REDAKSI8.COM, BANJARBARU – Prestasi membanggakan berhasil ditorehkan oleh Mahasiswa Pecinta Alam (Mapala) Piranha Fakultas Perikanan dan Ilmu Kelautan (FPIK) Universitas Lambung Mangkurat (ULM).
Delegasi mereka sukses menyabet gelar Juara 3 dalam ajang bergengsi Impas-B Rope Challenge 2026 Kalimantan Region yang digelar di Lapangan Murjani, Balai Kota Banjarbaru, Sabtu (13/6/2026).

Prestasi tersebut dipersembahkan oleh Nurul Fadhilah yang turun di kategori putri.
Mahasiswi yang akrab disapa Nurul di “Kampus Biru” Perikanan itu, berhasil menjadi yang tercepat ketiga dalam perlombaan prusiking abseiling yang diinisiasi oleh Ikatan Mahasiswa Pecinta Alam, Seni dan Budaya (Impas-B) Fakultas Keguruan dan Ilmu Pendidikan (FKIP) ULM.
Langkah Nurul menuju podium juara tidaklah mudah.
Pada babak semifinal yang memperebutkan tiket ke Grand Final, Nurul sempat harus mengakui keunggulan rivalnya dari Mapala Sylva Fakultas Kehutanan ULM dalam drama head to head, dengan catatan waktu yang berhasil ditembus Nurul 5 menit 16 detik.
Sementara rivalnya telah meraih waktu lebih unggul sekitar 4 menit lebih.
Meski gagal melaju ke babak final, mental petarung Nurul tidak surut.
Ia tetap kekeh berjuang habis-habisan pada perebutan tempat ketiga melawan utusan Mapala Redox dari Institut Bisnis dan Teknologi Kalimantan (IBITEK).
Lewat performa yang impresif, Nurul akhirnya sukses mengunci kemenangan dengan catatan waktu 5 menit 8 detik.
”Alhamdulillah, bahagia bisa dapat juara 3,” ucapnya pasca menyelesaikan tantangan tersebut.

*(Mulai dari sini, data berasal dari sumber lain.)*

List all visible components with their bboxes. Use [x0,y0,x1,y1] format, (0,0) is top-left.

Untuk diketahui, Impas-B Rope Challenge kali ini menantang para anggota Mapala se-Kalimantan dalam adu ketangkasan prusiking dan abseiling.

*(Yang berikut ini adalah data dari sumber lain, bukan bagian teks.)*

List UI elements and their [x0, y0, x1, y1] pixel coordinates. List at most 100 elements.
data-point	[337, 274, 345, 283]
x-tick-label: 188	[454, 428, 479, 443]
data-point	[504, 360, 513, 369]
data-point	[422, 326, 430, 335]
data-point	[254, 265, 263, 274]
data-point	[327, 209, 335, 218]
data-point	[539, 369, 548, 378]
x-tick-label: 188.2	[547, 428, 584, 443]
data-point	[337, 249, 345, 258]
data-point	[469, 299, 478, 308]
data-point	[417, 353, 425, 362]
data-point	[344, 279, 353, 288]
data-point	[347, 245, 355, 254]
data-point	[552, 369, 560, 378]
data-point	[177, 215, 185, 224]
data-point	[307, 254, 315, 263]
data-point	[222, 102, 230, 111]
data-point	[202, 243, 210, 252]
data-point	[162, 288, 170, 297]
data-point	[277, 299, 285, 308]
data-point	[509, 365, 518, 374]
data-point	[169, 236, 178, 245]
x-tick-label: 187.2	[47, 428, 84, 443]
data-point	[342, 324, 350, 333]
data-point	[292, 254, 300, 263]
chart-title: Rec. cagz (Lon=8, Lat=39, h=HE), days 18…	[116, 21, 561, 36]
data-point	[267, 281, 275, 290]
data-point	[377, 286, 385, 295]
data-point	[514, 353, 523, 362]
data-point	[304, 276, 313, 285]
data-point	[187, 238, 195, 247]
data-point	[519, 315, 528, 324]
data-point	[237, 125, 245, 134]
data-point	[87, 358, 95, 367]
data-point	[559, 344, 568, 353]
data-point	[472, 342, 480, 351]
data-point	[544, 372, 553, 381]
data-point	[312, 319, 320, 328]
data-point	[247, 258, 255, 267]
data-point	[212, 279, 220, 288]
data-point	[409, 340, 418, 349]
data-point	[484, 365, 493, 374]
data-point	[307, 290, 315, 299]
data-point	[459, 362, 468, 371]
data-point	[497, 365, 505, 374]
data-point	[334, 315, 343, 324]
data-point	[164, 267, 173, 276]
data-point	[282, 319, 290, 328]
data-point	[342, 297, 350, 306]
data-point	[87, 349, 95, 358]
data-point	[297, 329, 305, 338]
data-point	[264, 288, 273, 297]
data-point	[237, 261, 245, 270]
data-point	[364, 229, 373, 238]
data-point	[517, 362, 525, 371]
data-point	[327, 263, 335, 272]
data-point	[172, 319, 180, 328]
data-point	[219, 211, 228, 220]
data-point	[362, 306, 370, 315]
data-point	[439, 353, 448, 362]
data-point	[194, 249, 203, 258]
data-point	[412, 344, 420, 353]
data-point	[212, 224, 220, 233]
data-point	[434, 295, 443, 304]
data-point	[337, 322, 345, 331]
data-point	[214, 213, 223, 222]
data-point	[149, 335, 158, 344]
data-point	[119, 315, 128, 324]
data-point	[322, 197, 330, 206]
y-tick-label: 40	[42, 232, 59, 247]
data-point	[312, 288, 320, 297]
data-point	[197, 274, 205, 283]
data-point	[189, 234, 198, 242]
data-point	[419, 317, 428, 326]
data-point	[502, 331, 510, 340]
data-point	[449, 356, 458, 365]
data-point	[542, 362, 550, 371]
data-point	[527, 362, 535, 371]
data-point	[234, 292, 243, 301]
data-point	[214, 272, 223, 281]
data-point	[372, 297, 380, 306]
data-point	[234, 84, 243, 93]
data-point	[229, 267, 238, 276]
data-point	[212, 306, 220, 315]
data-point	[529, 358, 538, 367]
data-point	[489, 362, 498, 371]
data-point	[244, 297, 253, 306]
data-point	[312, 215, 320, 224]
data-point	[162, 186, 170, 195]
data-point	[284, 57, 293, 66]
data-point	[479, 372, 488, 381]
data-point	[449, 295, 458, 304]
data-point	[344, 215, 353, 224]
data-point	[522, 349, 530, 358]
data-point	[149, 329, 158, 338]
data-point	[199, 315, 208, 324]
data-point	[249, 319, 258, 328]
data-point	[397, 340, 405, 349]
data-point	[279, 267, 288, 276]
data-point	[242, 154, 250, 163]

Prusiking merupakan teknik menaiki tali (ascending) menggunakan simpul gesekan (simpul prusik), sedangkan abseiling (atau rappelling) adalah teknik menuruni tebing atau bidang vertikal menggunakan tali secara terkendali.
Dalam dunia alam bebas, gabungan kedua teknik ini merupakan standar keselamatan penting untuk melindungi pendaki dari risiko jatuh jika terjadi insiden darurat.
Namun dalam kompetisi ini, kedua teknik tersebut diadopsi menjadi ajang adu cepat.
Para peserta dituntut untuk memacu adrenalin dan kecepatan dalam menaiki serta menuruni tali karmantel jenis statis, yang dipasang pada tiang besi baja kokoh di area panggung utama.